With most of the ballots counted, the 71-year-old economist, who is leader of the National Rainbow Coalition (NARC), had 62.4 percent of the votes, the Institute for Education in Democracy said.
Ruling party candidate Uhuru Kenyatta conceded defeat yesterday in Kenya's presidential election and said he would take up the leadership of the opposition.
PHOTO: REUTERS
"I accept your choice and in particular now concede that Mr. Mwai Kibaki will be the third president of the republic of Kenya," Kenyatta, the candidate of the long-ruling Kenya African National Union (KANU), told a news conference in Nairobi.
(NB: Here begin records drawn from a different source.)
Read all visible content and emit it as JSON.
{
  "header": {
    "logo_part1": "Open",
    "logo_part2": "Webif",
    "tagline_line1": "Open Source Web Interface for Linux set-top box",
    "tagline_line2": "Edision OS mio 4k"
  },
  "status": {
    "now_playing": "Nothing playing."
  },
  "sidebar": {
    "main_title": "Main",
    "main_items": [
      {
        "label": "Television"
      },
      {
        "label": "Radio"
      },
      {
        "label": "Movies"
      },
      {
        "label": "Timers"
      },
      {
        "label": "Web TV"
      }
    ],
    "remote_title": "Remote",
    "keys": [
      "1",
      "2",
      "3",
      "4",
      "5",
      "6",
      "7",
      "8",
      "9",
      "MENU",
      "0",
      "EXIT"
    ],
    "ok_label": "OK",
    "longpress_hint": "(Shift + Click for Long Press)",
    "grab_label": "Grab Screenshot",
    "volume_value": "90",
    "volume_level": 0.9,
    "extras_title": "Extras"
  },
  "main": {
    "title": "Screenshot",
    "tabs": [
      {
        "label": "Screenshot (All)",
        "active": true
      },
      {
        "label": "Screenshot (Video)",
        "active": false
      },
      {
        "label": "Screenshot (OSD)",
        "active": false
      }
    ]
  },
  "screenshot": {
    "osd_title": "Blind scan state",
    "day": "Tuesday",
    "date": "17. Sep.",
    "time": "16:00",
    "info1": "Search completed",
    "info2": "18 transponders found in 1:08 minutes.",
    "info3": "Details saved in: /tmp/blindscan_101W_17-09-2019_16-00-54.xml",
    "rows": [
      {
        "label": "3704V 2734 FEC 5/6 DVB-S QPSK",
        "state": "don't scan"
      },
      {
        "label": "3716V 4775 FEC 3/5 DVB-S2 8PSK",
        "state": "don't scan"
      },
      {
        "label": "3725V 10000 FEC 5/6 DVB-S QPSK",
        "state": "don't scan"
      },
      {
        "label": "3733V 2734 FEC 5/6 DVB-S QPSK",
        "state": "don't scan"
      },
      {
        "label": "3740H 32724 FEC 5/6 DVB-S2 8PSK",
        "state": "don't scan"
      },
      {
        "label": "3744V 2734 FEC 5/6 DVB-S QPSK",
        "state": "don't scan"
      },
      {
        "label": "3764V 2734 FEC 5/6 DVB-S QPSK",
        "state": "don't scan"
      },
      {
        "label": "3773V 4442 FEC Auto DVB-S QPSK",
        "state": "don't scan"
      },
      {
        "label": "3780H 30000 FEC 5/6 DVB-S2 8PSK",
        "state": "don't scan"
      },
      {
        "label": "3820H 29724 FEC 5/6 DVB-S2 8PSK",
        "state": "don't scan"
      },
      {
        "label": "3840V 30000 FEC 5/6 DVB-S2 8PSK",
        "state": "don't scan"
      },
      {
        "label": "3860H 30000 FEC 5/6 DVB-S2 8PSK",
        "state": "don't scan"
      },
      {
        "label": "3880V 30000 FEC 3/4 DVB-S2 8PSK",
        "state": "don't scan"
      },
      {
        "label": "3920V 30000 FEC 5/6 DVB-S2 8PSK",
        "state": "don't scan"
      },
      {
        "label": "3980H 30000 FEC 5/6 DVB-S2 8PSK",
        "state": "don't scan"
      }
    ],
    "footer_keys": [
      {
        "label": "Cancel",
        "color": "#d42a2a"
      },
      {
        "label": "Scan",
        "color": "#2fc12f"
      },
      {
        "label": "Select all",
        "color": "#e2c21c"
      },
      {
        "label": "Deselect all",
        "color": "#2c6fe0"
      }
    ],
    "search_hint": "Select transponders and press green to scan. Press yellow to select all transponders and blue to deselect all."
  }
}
"I accept the will of the people," he said.
The electoral commission was expected early yesterday afternoon to confirm that Kibaki, 71, and his NARC had won a large majority in the polls.
The Institute for Education in Democracy, an international donor-funded institute which is part of an umbrella of organizations monitoring the election, said 5,181,886 votes had been counted by 9:30am yesterday, and Kibaki had tallied 3,232,557 votes to Kenyatta's 1,530,713. The remaining votes were shared among three other minor candidates.
Turnout was 56 percent, the institute said. Some 10.5 million Kenyans had registered to vote for president, 210 members of parliament and 2,104 local councilors.
The opposition alliance had captured 121 of 185 parliamentary seats so far counted, compared to KANU's 47, the institute said. The other seats were won by smaller parties.
Kenya has 210 parliamentary constituencies and results from some remote areas, where voting was delayed because of heavy rain, had not been released.
The Electoral Commission had Kibaki leading by a 2-to-1 vote margin. Based on tallies from 135 constituencies, Kibaki received 2,573,395 votes, compared with Kenyatta's 1,223,086, the commission said. NARC had garnered 88 seats in parliament to KANU's 36.
Final official results were expected later yesterday.
Kenyatta was hand-picked by President Daniel arap Moi, who has ruled Kenya for 24 years and is constitutionally obliged to step down at the end of his current five year term.
``The Kenyan people have now spoken, and it is with great joy and humility that we accept their trust in president-elect Kibaki and NARC,'' Raila Odinga, a leading member of NARC, said Saturday as results trickled in.
Kibaki, who has been a leading opposition figure since multiparty politics were reintroduced in 1991, was Moi's vice president from 1978 to 1988.